Orders of multilingualism in central Europe: linguistic regimes, social categorization and belonging
At Council for European Studies 16th International Conference.
06 - 08 Mar 2008.
My starting point in this paper is Jan Blommaert’s injunction to explore ‘the various forms of interconnectedness between levels and scales of sociolinguistic phenomena’ in the process of establishing a ‘sociolinguistics of globalisation’. My particular focus is on ways in which ideologies of linguistic differentiation are refracted through various discursive layers in talk about language in the context of the EU: from the institutionalised privileging of a certain kind of multilingualism in EU strategies through national policies on language and citizenship to individual perceptions and evaluations of linguistic experience.
National governments of member states sign up to multilingual strategies which are predicated on the unquestioned legitimacy of ‘national languages’ but at the expense of other linguistic varieties (whether or not they are identified as ‘European’) which lack their currency or authority.

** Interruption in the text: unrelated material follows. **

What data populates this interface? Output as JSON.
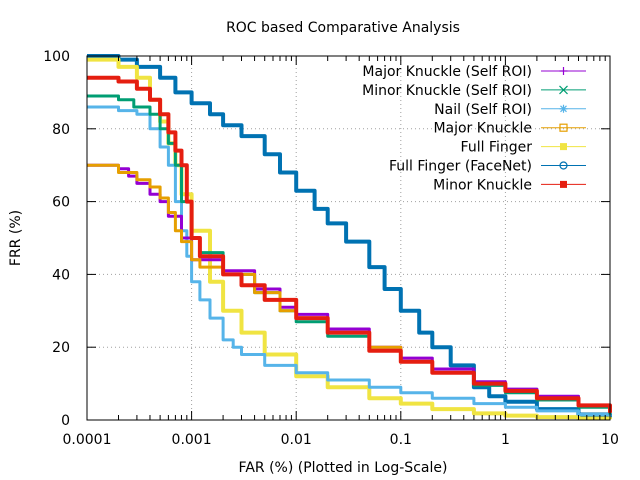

Discourses around the German language are emblematic of this process of elision: it is promoted above English as the language with the highest number of ‘mother-tongue’ speakers in the EU, it is the ‘national language’ of more than one member state and of the driving force of the EU economy, its embodiment of the cultural heritage of ‘central Europe’ gives it a special place in the emergence of the new European space. But it occupies a different position in the European ‘linguascape’ (Coupland) depending on the vantage point of the observer. In Germany and Austria, standard German anchors the idea of a national language, neutralising problematic processes of social categorisation, but simultaneously creates potentially exclusionary obstacles to the construction of new conceptions of citizenship; in neighbouring eastern states, the same standard language ideology underpins the foreign cultural policy of German and Austrian governments but requires a realignment or recalibration of the repertoires of German-speaking minorities.
My paper is framed by the encompassing discourses of multilingualism in national and European institutions, but it incorporates illustrative analyses of individual encounters with the politics of language in everyday life under different social and historical conditions in central Europe.